You are effectively dropping the guide bushing deeper into the base plate.


----------



## HawaiiBob (Dec 2, 2013)

Thanks James
I did not think it would be an issue and being a tight-arse, the spacer is the cheaper way out.


----------



## Quillman (Aug 16, 2010)

"I just make a spacer (of maybe MDF and the size of the router base) to go over the standard bushing and of a thickness to achieve the same result."
*************************
I don't think so unless the first ring is = 1/8 or less.
Would definitely get a new ring and grind it down to their specks.


----------



## jw2170 (Jan 24, 2008)

Hi Pat,

I am familiar with your method, and in fact recommended that method in a recent post.

However, I am not sure why the OP's solution would only work if "the first ring is = 1/8 or less"?


----------



## Quillman (Aug 16, 2010)

Longer extension, probably longer than the templet is thick?
In that event, it won't work; it will hit the work.


----------



## jw2170 (Jan 24, 2008)

Thanks Pat. I re-read the OP and the penny dropped....

If the template is only 1/8", a very short guide bushing will be required...


----------



## HawaiiBob (Dec 2, 2013)

So why would a spacer the size of the router base and thick enough to only allow the guide bushing to protrude through it less than the thickness of the template NOT work?


----------



## Quillman (Aug 16, 2010)

Most (PC/DW) collars are flanged and sit in the couterbore on the work side of the subbase, example..
As such, a spacer, as you suggest does nothing.


----------



## HawaiiBob (Dec 2, 2013)

Pat, If the 'spacer' is between the router base and the work, and only allowing the guide bushing to protrude the required amount, please explain how that would not work.


----------



## Quillman (Aug 16, 2010)

That is Kosher, but fixturing for that does take some time, care and respect for safety.
Much easier, on the face of it, to grind a 4$ ring to 1/8".


----------



## jw2170 (Jan 24, 2008)

Hi Bob,

While your method will work, and I have agreed, Pat is correct in advising that the time and effort spent trying to get an overlay base plate to exactly the correct thickness is not productive.

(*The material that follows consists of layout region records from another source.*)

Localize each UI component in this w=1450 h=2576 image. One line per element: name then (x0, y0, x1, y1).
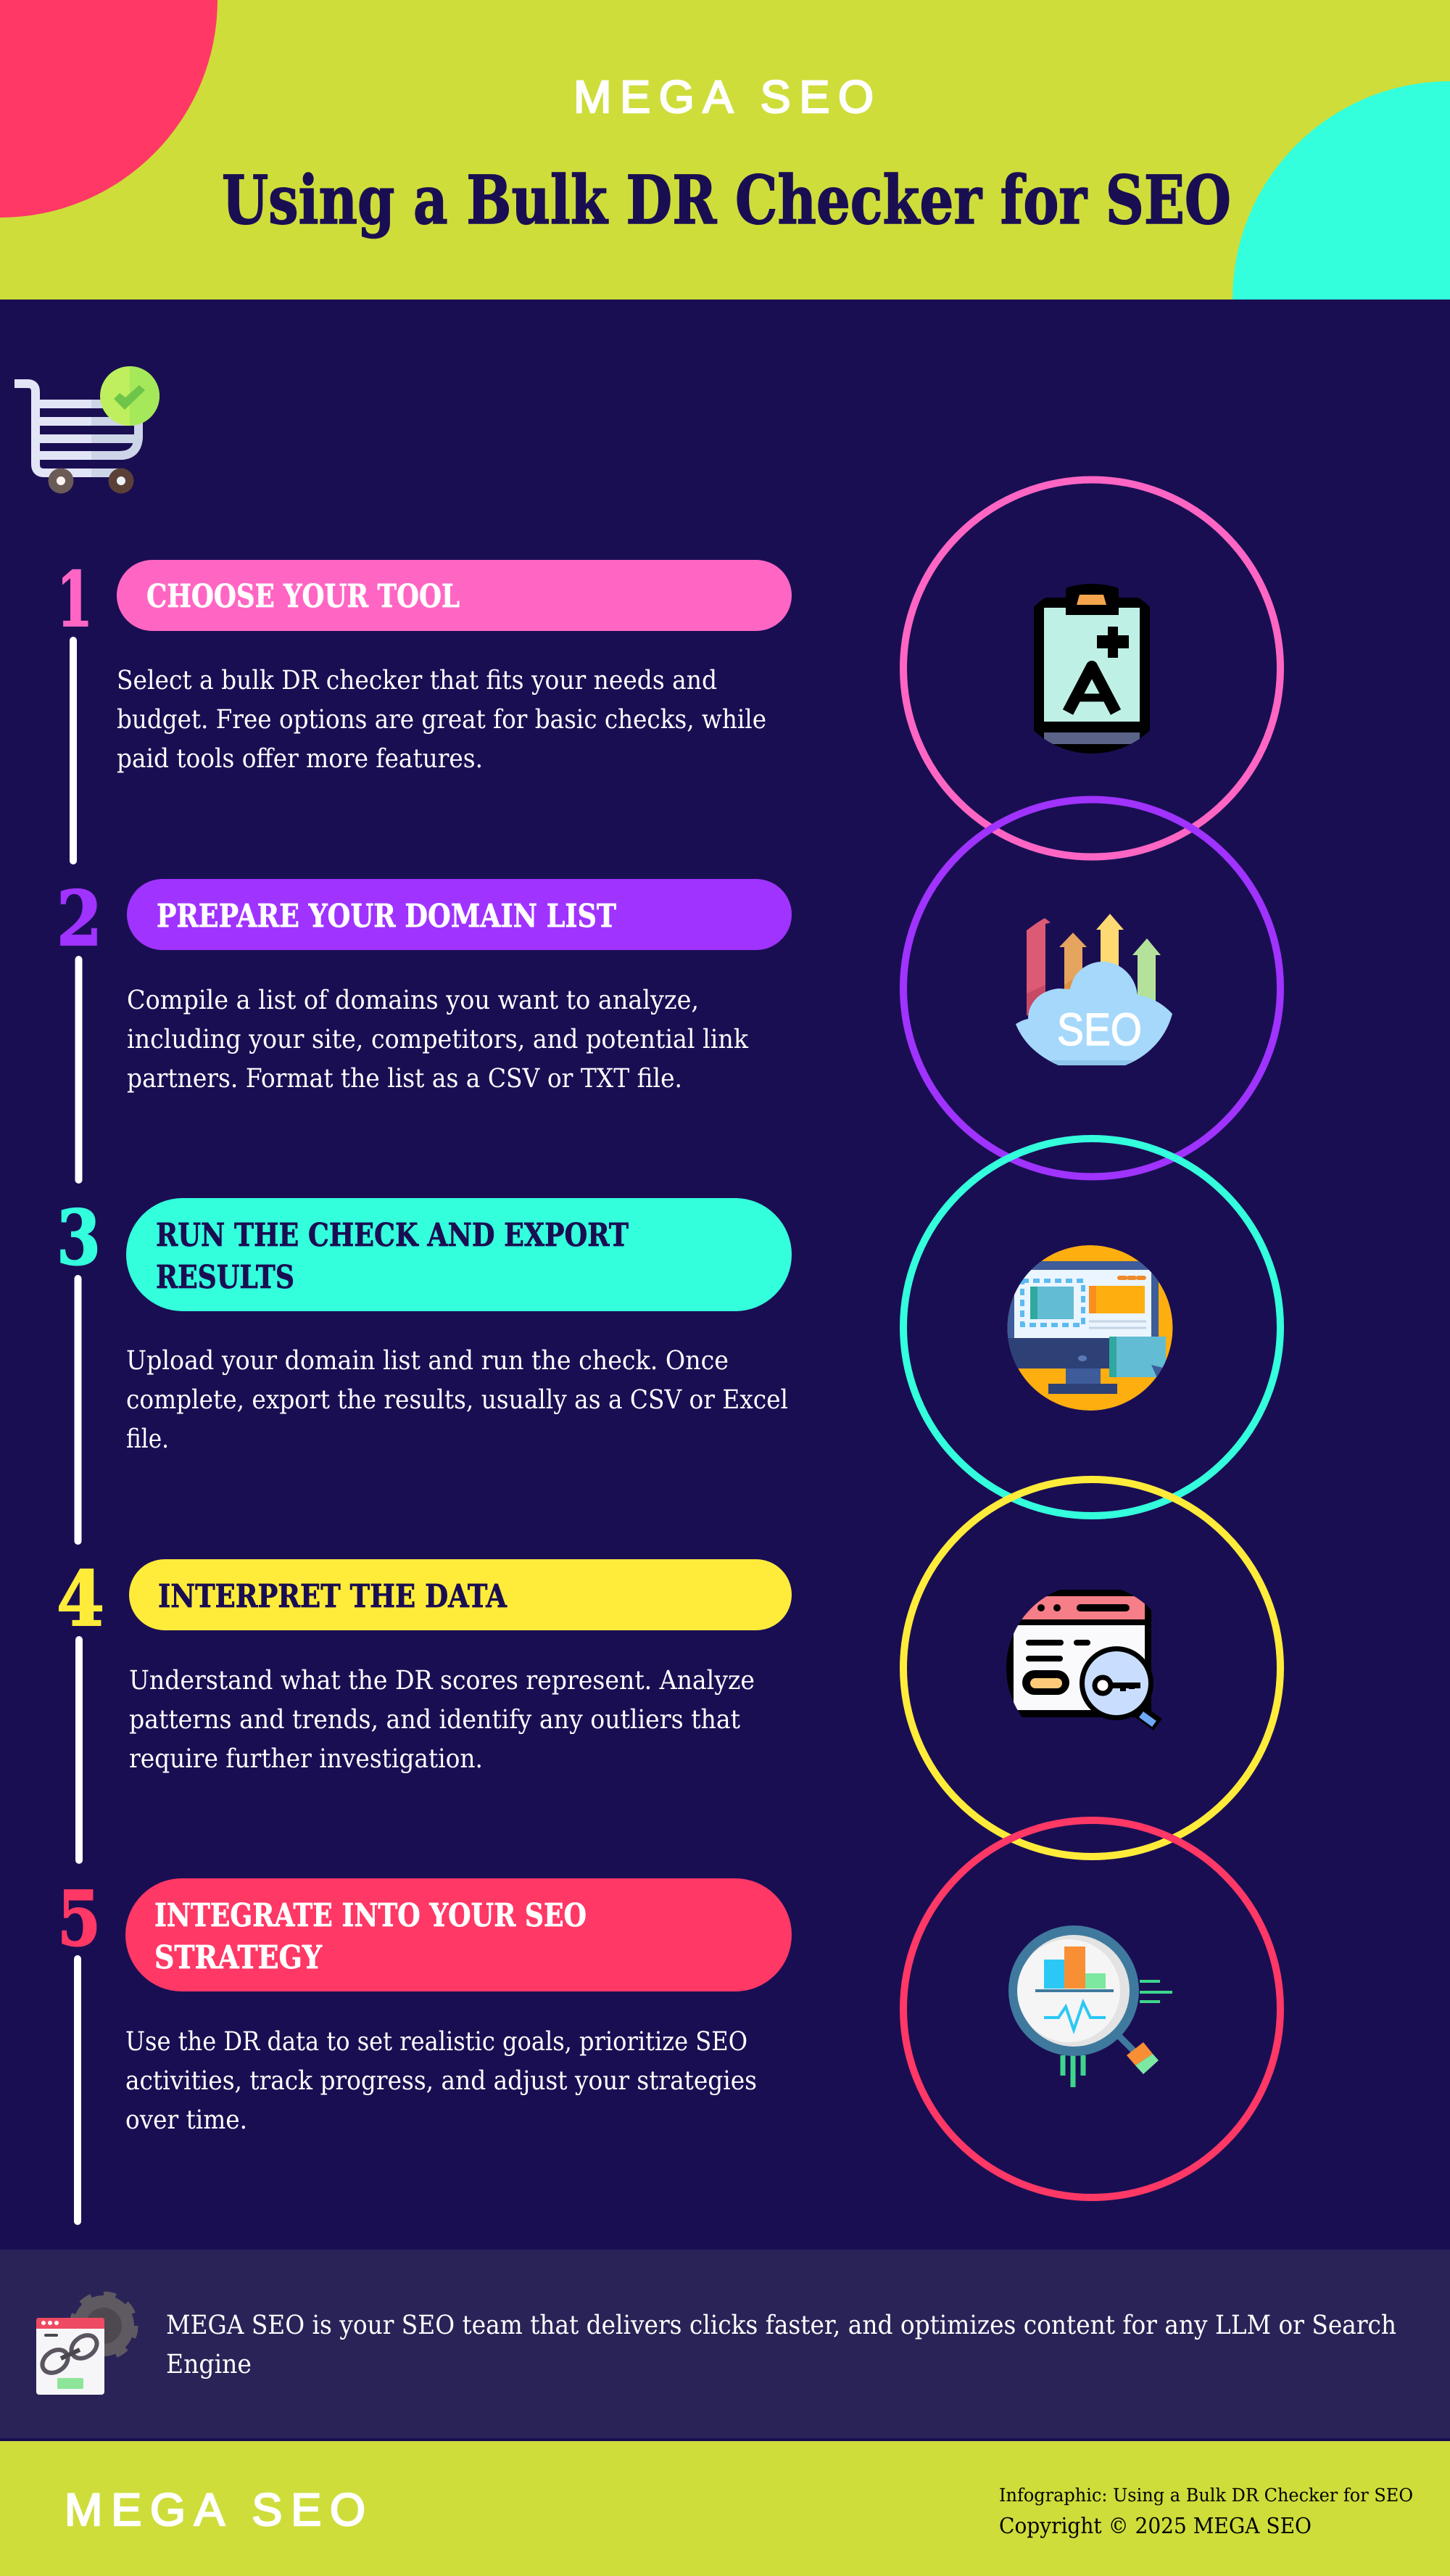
step 5 description: over time. (125, 2105, 247, 2135)
step 2 description (127, 986, 749, 1094)
step 5 (57, 1874, 792, 2225)
step 3 heading pill: RESULTS (156, 1259, 294, 1296)
step 2 heading pill (127, 879, 792, 950)
step 1 heading pill (117, 560, 792, 631)
step 5 vertical line (74, 1955, 81, 2225)
ring 2: purple (903, 799, 1280, 1176)
icon: shopping cart with check (14, 366, 160, 493)
step 3 vertical line (74, 1275, 81, 1545)
step 4 description: require further investigation. (129, 1744, 483, 1774)
step 4 description: Understand what the DR scores represent. Analyze (129, 1666, 755, 1696)
step 2 vertical line (75, 956, 83, 1184)
step 3 heading pill (126, 1198, 792, 1311)
header panel (0, 0, 1450, 300)
step 4 heading pill: INTERPRET THE DATA (158, 1578, 508, 1615)
step 3 (57, 1193, 792, 1545)
step 4 number: 4 (57, 1554, 104, 1643)
ring 5: red (903, 1820, 1280, 2197)
step 1 description: paid tools offer more features. (117, 744, 483, 774)
step 2 (57, 874, 792, 1184)
callout text: Engine (166, 2350, 252, 2379)
step 4 (57, 1554, 792, 1864)
step 3 description: complete, export the results, usually as a CSV or Excel (126, 1385, 788, 1415)
step 5 number: 5 (57, 1874, 101, 1963)
icon: monitor with card (1004, 1245, 1173, 1411)
footer copyright: Copyright © 2025 MEGA SEO (999, 2514, 1312, 2539)
step 2 heading pill: PREPARE YOUR DOMAIN LIST (157, 898, 616, 935)
decorative corner circle: red (0, 0, 218, 218)
step 4 heading pill (129, 1559, 792, 1630)
ring 1: pink (903, 480, 1280, 857)
step 5 heading pill: INTEGRATE INTO YOUR SEO (154, 1897, 587, 1934)
decorative corner circle: teal (1232, 81, 1450, 300)
step 4 description (129, 1666, 755, 1774)
step 3 description: Upload your domain list and run the check. Once (126, 1346, 729, 1376)
step 5 heading pill (125, 1878, 792, 1991)
step 3 description: file. (126, 1424, 169, 1454)
step 1 vertical line (70, 637, 77, 864)
footer band (0, 2441, 1450, 2576)
callout text (166, 2311, 1396, 2379)
step 1 description: Select a bulk DR checker that fits your needs and (117, 666, 717, 695)
icon: A+ clipboard (1034, 584, 1150, 757)
header logo: MEGA SEO: MEGA SEO (573, 72, 874, 123)
step 1 (57, 555, 792, 864)
step 2 description: including your site, competitors, and potential link (127, 1025, 749, 1054)
step 2 number: 2 (57, 874, 102, 963)
step 5 description: activities, track progress, and adjust your strategies (125, 2066, 757, 2096)
step 4 vertical line (75, 1636, 83, 1864)
ring 4: yellow (903, 1479, 1280, 1857)
callout band (0, 2250, 1450, 2438)
step 3 heading pill: RUN THE CHECK AND EXPORT (156, 1217, 629, 1254)
title: Using a Bulk DR Checker for SEO (222, 161, 1231, 239)
footer logo: MEGA SEO: MEGA SEO (65, 2485, 365, 2535)
step 3 description (126, 1346, 788, 1454)
step 5 description (125, 2027, 757, 2135)
step 2 description: Compile a list of domains you want to analyze, (127, 986, 699, 1015)
icon: link window with gear (36, 2294, 136, 2395)
icon: SEO cloud with arrows (1016, 914, 1172, 1065)
step 5 heading pill: STRATEGY (154, 1939, 322, 1976)
step 3 number: 3 (57, 1193, 101, 1282)
step 1 number: 1 (57, 555, 93, 644)
step 2 description: partners. Format the list as a CSV or TXT file. (127, 1064, 682, 1094)
ring 3: teal (903, 1139, 1280, 1516)
step 1 heading pill: CHOOSE YOUR TOOL (146, 578, 460, 615)
footer caption: Infographic: Using a Bulk DR Checker for SEO (999, 2485, 1413, 2506)
icon label: SEO: SEO (1057, 1004, 1142, 1055)
step 1 description (117, 666, 766, 774)
step 4 description: patterns and trends, and identify any outliers that (129, 1705, 740, 1735)
icon: window with magnified key (1006, 1590, 1158, 1725)
icon: magnifier with chart (1008, 1925, 1172, 2087)
step 5 description: Use the DR data to set realistic goals, prioritize SEO (125, 2027, 747, 2057)
step 1 description: budget. Free options are great for basic checks, while (117, 705, 766, 735)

I answered your question. "....could I just make a spacer (of maybe MDF and the size of the router base) to go over the standard bushing...." in the affirmative but you had not asked "is there another easy way I could achieve this"....Which I should have asked....

IMO, both ways will work, but one method is easier than the other. :yes4:

I needed a shortened guide bush to use on a dovetail jig and a member from the Strathfield Men's Shed just cut it down on a metal lathe......


----------